Binary Arithmetic Calculator
Binary Arithmetic Calculator — Add, Subtract, Multiply, Bitwise Operations
This binary arithmetic calculator performs addition, subtraction, and multiplication on binary numbers, as well as bitwise AND, OR, XOR, and NOT operations. Results are shown in binary, decimal, and hexadecimal. For addition and subtraction, a step-by-step carry/borrow table is displayed so you can follow each bit operation.
Binary Addition
Binary addition follows the same column-by-column process as decimal addition, but with only two digits. The rules are: 0+0=0, 0+1=1, 1+0=1, 1+1=10 (write 0, carry 1). The carry propagates just like tens carry in decimal arithmetic. For example, 1010 + 0110 = 10000 (10 + 6 = 16 in decimal).
Binary Subtraction
Binary subtraction uses borrowing: 0−0=0, 1−0=1, 1−1=0, 0−1 requires a borrow from the next higher bit. In real computers, subtraction is typically performed using two's complement representation: negate a number (flip all bits and add 1), then add — this avoids the need for a separate subtraction circuit.
Bitwise Operations
AND: output bit is 1 only if both input bits are 1. Used to mask and clear bits. OR: output is 1 if either input is 1. Used to set bits. XOR (exclusive OR): output is 1 if inputs differ. Used in encryption, checksums, and toggle operations. NOT: inverts all bits within the bit-width of the input. All these operations are executed directly in hardware in a single clock cycle.
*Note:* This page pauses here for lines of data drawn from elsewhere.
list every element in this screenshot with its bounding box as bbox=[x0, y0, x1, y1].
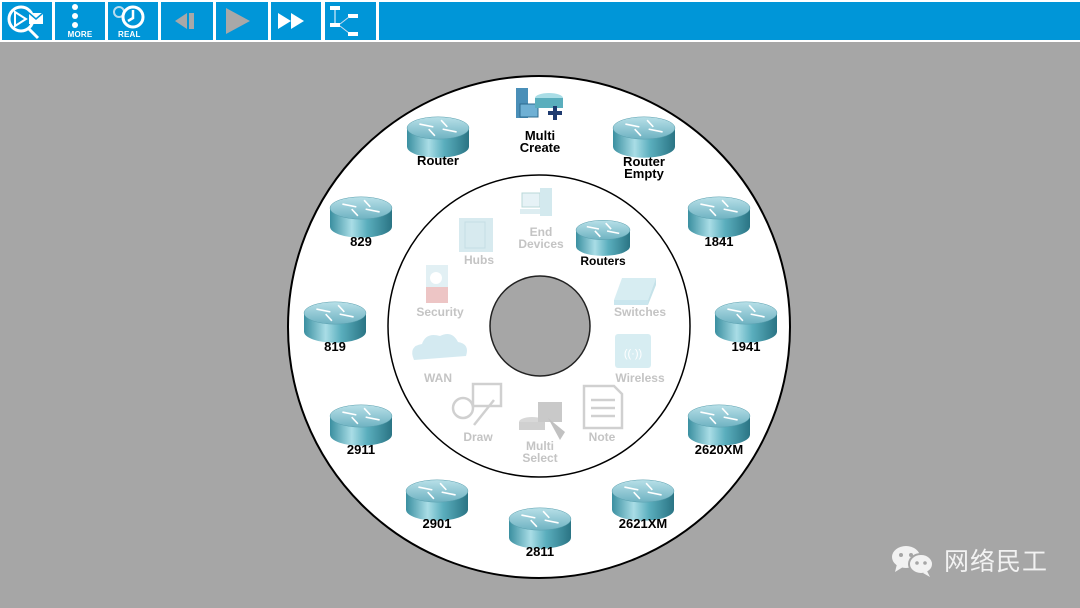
outer-item-multi-create[interactable]: Multi Create bbox=[520, 129, 560, 154]
category-note[interactable]: Note bbox=[589, 431, 616, 443]
router-icon bbox=[575, 220, 631, 256]
device-selection-wheel: ((·)) bbox=[287, 75, 791, 579]
router-icon bbox=[406, 116, 470, 158]
center-hole[interactable] bbox=[489, 275, 591, 377]
outer-item-router[interactable]: Router bbox=[417, 154, 459, 167]
outer-item-819[interactable]: 819 bbox=[324, 340, 346, 353]
category-draw[interactable]: Draw bbox=[463, 431, 492, 443]
router-icon bbox=[687, 196, 751, 238]
wireless-icon: ((·)) bbox=[615, 334, 651, 368]
router-icon bbox=[405, 479, 469, 521]
category-routers[interactable]: Routers bbox=[580, 255, 625, 267]
category-security[interactable]: Security bbox=[416, 306, 463, 318]
watermark: 网络民工 bbox=[890, 540, 1048, 580]
outer-item-router-empty[interactable]: Router Empty bbox=[623, 155, 665, 180]
outer-item-1941[interactable]: 1941 bbox=[732, 340, 761, 353]
router-icon bbox=[687, 404, 751, 446]
category-multi-select[interactable]: Multi Select bbox=[522, 440, 557, 464]
svg-text:((·)): ((·)) bbox=[624, 348, 642, 360]
category-end-devices[interactable]: End Devices bbox=[518, 226, 563, 250]
outer-item-2911[interactable]: 2911 bbox=[347, 443, 375, 456]
security-icon bbox=[426, 265, 448, 303]
router-icon bbox=[303, 301, 367, 343]
hub-icon bbox=[459, 218, 493, 252]
outer-item-829[interactable]: 829 bbox=[350, 235, 372, 248]
router-icon bbox=[714, 301, 778, 343]
category-switches[interactable]: Switches bbox=[614, 306, 666, 318]
router-icon bbox=[329, 196, 393, 238]
router-icon bbox=[612, 116, 676, 158]
outer-item-2811[interactable]: 2811 bbox=[526, 545, 554, 558]
category-wan[interactable]: WAN bbox=[424, 372, 452, 384]
watermark-text: 网络民工 bbox=[944, 547, 1049, 576]
outer-item-2620xm[interactable]: 2620XM bbox=[695, 443, 743, 456]
category-hubs[interactable]: Hubs bbox=[464, 254, 494, 266]
outer-item-1841[interactable]: 1841 bbox=[705, 235, 734, 248]
router-icon bbox=[508, 507, 572, 549]
router-icon bbox=[611, 479, 675, 521]
category-wireless[interactable]: Wireless bbox=[615, 372, 664, 384]
outer-item-2621xm[interactable]: 2621XM bbox=[619, 517, 667, 530]
wechat-icon bbox=[892, 546, 934, 577]
router-icon bbox=[329, 404, 393, 446]
outer-item-2901[interactable]: 2901 bbox=[423, 517, 452, 530]
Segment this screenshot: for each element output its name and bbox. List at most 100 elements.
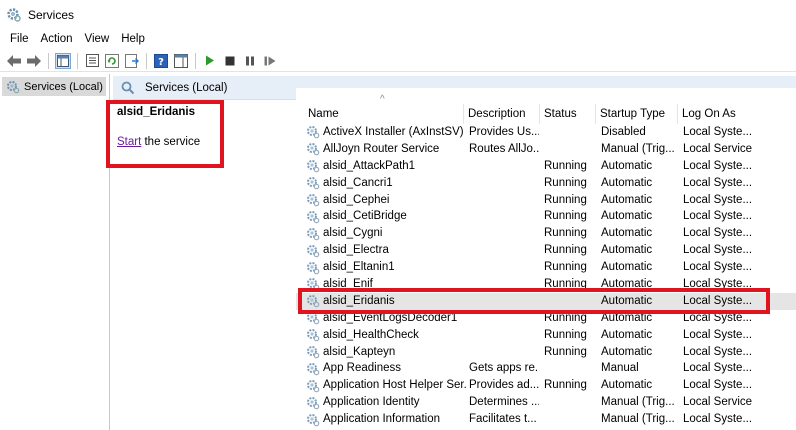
console-tree: Services (Local) xyxy=(0,74,110,430)
service-startup-type: Automatic xyxy=(601,244,653,257)
service-row[interactable]: alsid_CetiBridge Running Automatic Local Sy… xyxy=(296,208,796,225)
service-log-on-as: Local Syste... xyxy=(683,328,753,341)
tree-item-label: Services (Local) xyxy=(24,80,103,93)
column-header-startup-type[interactable]: Startup Type xyxy=(596,104,678,124)
service-gear-icon xyxy=(307,126,320,139)
service-log-on-as: Local Syste... xyxy=(683,294,753,307)
menu-action[interactable]: Action xyxy=(35,33,79,45)
service-gear-icon xyxy=(307,379,320,393)
stop-service-icon[interactable] xyxy=(222,53,238,69)
service-gear-icon xyxy=(307,362,320,376)
pause-service-icon[interactable] xyxy=(242,53,258,69)
service-status: Running xyxy=(544,261,587,274)
service-startup-type: Automatic xyxy=(601,261,653,274)
services-header-title: Services (Local) xyxy=(145,81,228,94)
column-header-log-on-as[interactable]: Log On As xyxy=(678,104,750,124)
service-row[interactable]: alsid_Cephei Running Automatic Local Syste.… xyxy=(296,192,796,209)
tree-item-services-local[interactable]: Services (Local) xyxy=(2,77,106,96)
service-gear-icon xyxy=(307,413,320,426)
start-service-icon[interactable] xyxy=(202,53,218,69)
toolbar: ? xyxy=(0,50,796,72)
service-description: Provides ad... xyxy=(469,379,539,392)
service-row[interactable]: alsid_Eltanin1 Running Automatic Local Syst… xyxy=(296,259,796,276)
service-status: Running xyxy=(544,328,587,341)
service-row[interactable]: alsid_Eridanis Automatic Local Syste... xyxy=(296,292,796,310)
console-tree-icon[interactable] xyxy=(55,52,71,69)
service-log-on-as: Local Syste... xyxy=(683,176,753,189)
service-log-on-as: Local Syste... xyxy=(683,311,753,324)
column-header-name[interactable]: Name xyxy=(304,104,464,124)
service-gear-icon xyxy=(307,278,320,291)
service-startup-type: Disabled xyxy=(601,126,646,138)
back-arrow-icon[interactable] xyxy=(6,53,22,69)
show-hide-action-pane-icon[interactable] xyxy=(173,53,189,69)
service-name-cell: Application Information xyxy=(306,411,466,428)
service-name-cell: App Readiness xyxy=(306,360,466,377)
service-row[interactable]: Application Identity Determines ... Manual… xyxy=(296,394,796,411)
resume-service-icon[interactable] xyxy=(262,53,278,69)
service-name: Application Identity xyxy=(323,396,420,409)
service-status: Running xyxy=(544,379,587,392)
service-log-on-as: Local Service xyxy=(683,142,753,155)
service-row[interactable]: ActiveX Installer (AxInstSV) Provides Us.… xyxy=(296,124,796,141)
service-status: Running xyxy=(544,176,587,189)
service-log-on-as: Local Syste... xyxy=(683,159,753,172)
service-gear-icon xyxy=(307,244,320,257)
service-row[interactable]: alsid_Cancri1 Running Automatic Local Syste… xyxy=(296,175,796,192)
menu-view[interactable]: View xyxy=(79,33,116,45)
service-status: Running xyxy=(544,210,587,223)
column-header-description[interactable]: Description xyxy=(464,104,540,124)
service-description: Determines ... xyxy=(469,396,539,409)
service-detail-panel: alsid_Eridanis Start the service xyxy=(113,100,303,430)
column-header-status[interactable]: Status xyxy=(540,104,596,124)
start-service-link[interactable]: Start xyxy=(117,136,141,148)
service-name-cell: AllJoyn Router Service xyxy=(306,141,466,158)
service-rows: ActiveX Installer (AxInstSV) Provides Us.… xyxy=(296,124,796,428)
service-log-on-as: Local Syste... xyxy=(683,379,753,392)
toolbar-divider xyxy=(195,52,196,69)
service-row[interactable]: Application Host Helper Ser... Provides a… xyxy=(296,377,796,394)
service-gear-icon xyxy=(307,160,320,173)
service-row[interactable]: App Readiness Gets apps re... Manual Local … xyxy=(296,360,796,377)
service-name: ActiveX Installer (AxInstSV) xyxy=(323,126,464,138)
service-name-cell: alsid_AttackPath1 xyxy=(306,158,466,175)
service-log-on-as: Local Syste... xyxy=(683,413,753,426)
forward-arrow-icon[interactable] xyxy=(26,53,42,69)
refresh-icon[interactable] xyxy=(104,53,120,69)
service-row[interactable]: alsid_AttackPath1 Running Automatic Local S… xyxy=(296,158,796,175)
service-log-on-as: Local Syste... xyxy=(683,362,753,375)
service-startup-type: Automatic xyxy=(601,379,653,392)
service-status: Running xyxy=(544,278,587,291)
service-startup-type: Automatic xyxy=(601,193,653,206)
service-row[interactable]: alsid_Cygni Running Automatic Local Syste..… xyxy=(296,225,796,242)
service-name: alsid_Electra xyxy=(323,244,389,257)
service-name: alsid_AttackPath1 xyxy=(323,159,416,172)
service-row[interactable]: Application Information Facilitates t... M… xyxy=(296,411,796,428)
service-row[interactable]: alsid_Enif Running Automatic Local Syste... xyxy=(296,276,796,293)
service-gear-icon xyxy=(307,312,320,325)
service-log-on-as: Local Syste... xyxy=(683,278,753,291)
service-row[interactable]: alsid_HealthCheck Running Automatic Local S… xyxy=(296,327,796,344)
title-bar: Services xyxy=(0,0,796,30)
service-row[interactable]: alsid_EventLogsDecoder1 Running Automatic L… xyxy=(296,310,796,327)
service-gear-icon xyxy=(307,396,320,410)
properties-icon[interactable] xyxy=(84,53,100,69)
service-name: alsid_Kapteyn xyxy=(323,345,396,358)
service-name: AllJoyn Router Service xyxy=(323,142,440,155)
menu-help[interactable]: Help xyxy=(115,33,151,45)
service-gear-icon xyxy=(307,329,320,342)
service-gear-icon xyxy=(307,210,320,224)
service-row[interactable]: alsid_Electra Running Automatic Local Syste… xyxy=(296,242,796,259)
service-startup-type: Automatic xyxy=(601,278,653,291)
help-icon[interactable]: ? xyxy=(153,53,169,69)
service-log-on-as: Local Service xyxy=(683,396,753,409)
service-startup-type: Automatic xyxy=(601,176,653,189)
service-name: alsid_EventLogsDecoder1 xyxy=(323,311,458,324)
service-row[interactable]: AllJoyn Router Service Routes AllJo... Man… xyxy=(296,141,796,158)
service-row[interactable]: alsid_Kapteyn Running Automatic Local Syste… xyxy=(296,344,796,361)
service-startup-type: Manual (Trig... xyxy=(601,413,675,426)
menu-file[interactable]: File xyxy=(4,33,35,45)
window-title: Services xyxy=(28,8,75,22)
service-gear-icon xyxy=(307,227,320,241)
export-list-icon[interactable] xyxy=(124,53,140,69)
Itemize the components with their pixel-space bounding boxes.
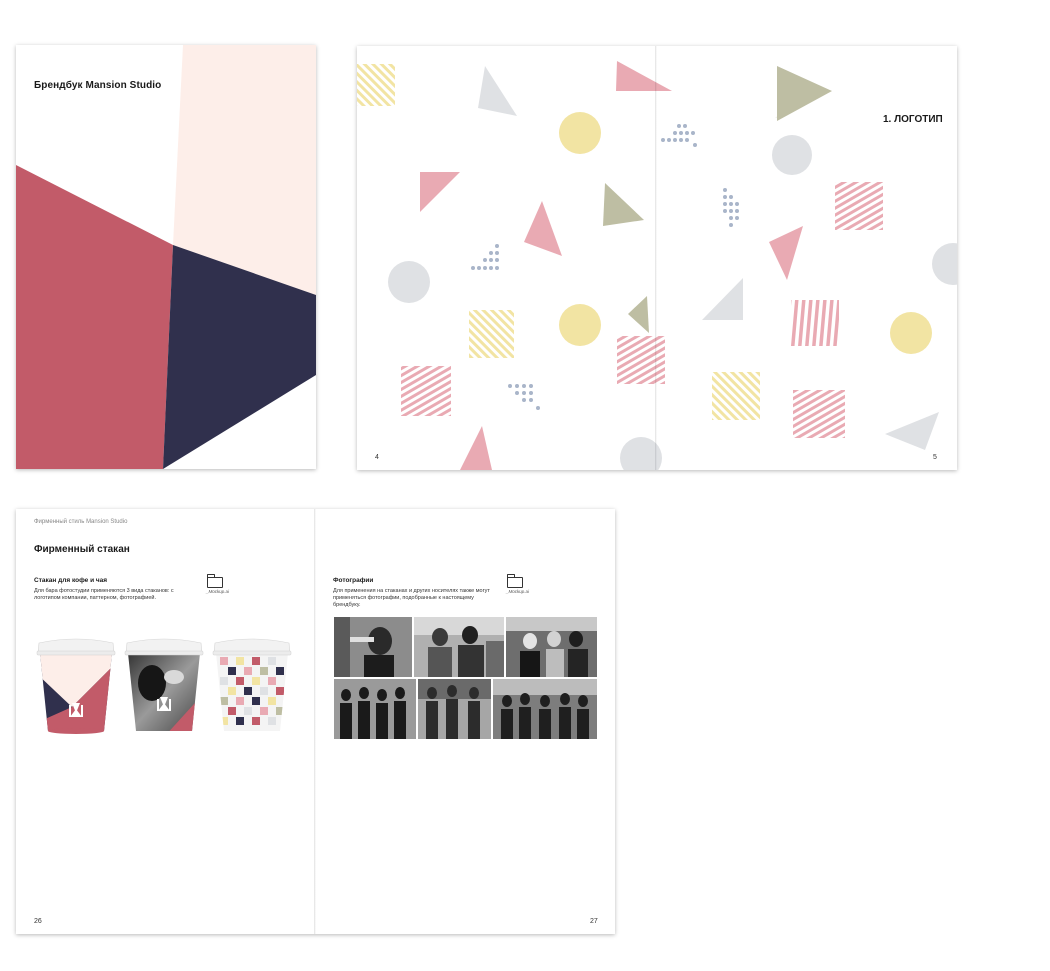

Why Binary Arithmetic Matters
Every calculation your processor performs — from adding two integers to comparing strings — ultimately reduces to binary arithmetic and bitwise logic. Understanding these fundamentals is essential for low-level programming, embedded systems, network protocol implementation, cryptography, and computer architecture courses.